Otherwise, add a frame of latency.
Different options exist depending on your limitations.
Potentially very slow. 50 texture samples times 1280x720 pixels? Downsample to ¼ width and height – result is blurred anyway.
There is a demo of this effect running on GPU in the NVIDIA SDK.
Even after considerable down-sampling the effect still takes over 5ms on the GPU – too slow for our situation. So we decided to implement it on SPU instead.
Unfortunately the effect requires random sampling of a shadow map texture – something which is difficult to map to the SPU.
To work out the best way to do SPU texture sampling, consider the GPU. The GPU has a texture cache which stores a small portion of the texture in fast-to-access memory, and the rest in a slower, larger memory buffer elsewhere (main memory or VRAM). On the SPU, that texture cache is the SPU’s local store. Accesses to this are fast, but if the data is not in cache it must be pulled in from main memory by DMA – which is slower. Also there is no dedicated hardware to manage the texture lookup – everything must be emulated in software.
If the texture can fit entirely in the SPU’s local store, we can avoid the whole texture cache issue. If not, we have to write a software cache that can handle it.
This software cache must be branchless for lookups, otherwise performance of the calling code will be destroyed. This implies that cache misses must be caught and resolved early, so there are no DMAs in the main processing loop either.
Fortunately for volumetric lighting, the whole shadow map can be made to fit in SPU local memory by downsampling and reducing it.
The effect is fast and parallel enough to run on an SPU in the background while other work is done on the GPU.
Low resolution format: 64x64 for a 1k x 1k shadow map.
Output the high resolution shadow map in a series of 16x16 tiles – they map to cache pages 1k in size.
The low resolution shadow min/max depth map can be used to greatly optimise the process by skipping high resolution shadow reads where the whole shadow tile is all in or out of shadow, and skipping shadow lookups entirely where the whole screen tile is in or out of shadow. By doing all this we can achieve good performance – good enough to make it practical to sample shadow maps on the SPU.

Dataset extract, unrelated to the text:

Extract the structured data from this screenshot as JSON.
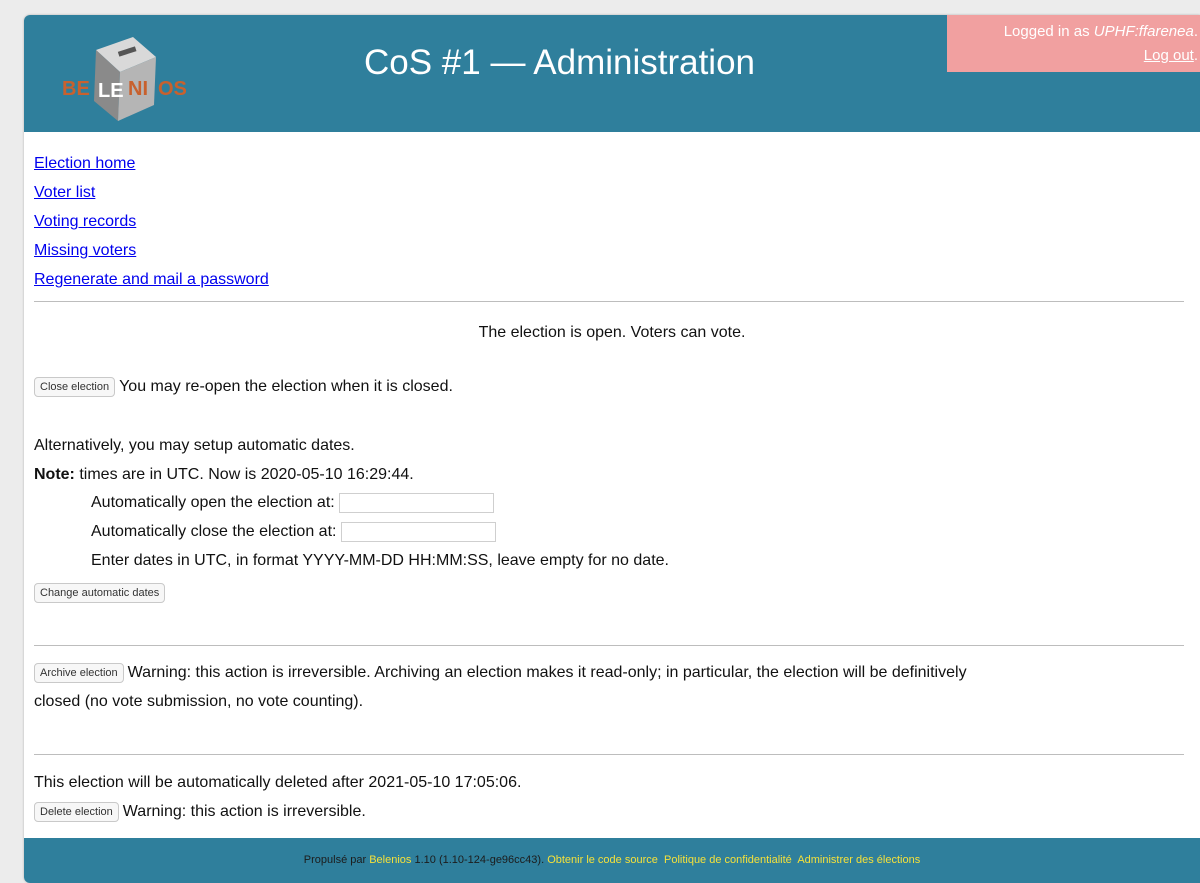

This screen tile information can be output in a pre-process step similar to the depth of field classification and used for deferred shadowing on the GPU – only sampling the shadow map on GPU for the edge cases where the tile falls on the border of in and out of shadow. The rest of the screen can run through a fast path. This can greatly optimise the performance of deferred shadowing.
Key takeaways:
Reconsider your approach to fragment processing operations.
Use tile-based classification on the SPU to optimise heavy fragment processes.
Move 2D fragment processing operations such as post process effects or deferred lighting to the SPU.
Texture sampling on the SPU is possible too.
Much of the work you need for SPU post processing has already been done for you – download PhyreEngine and you’ll find a complete engine with full source code which implements the effects in this presentation. It also provides the necessary GPU/SPU sync framework and many useful utilities to aid post processing – such as de-tiling of main memory render targets.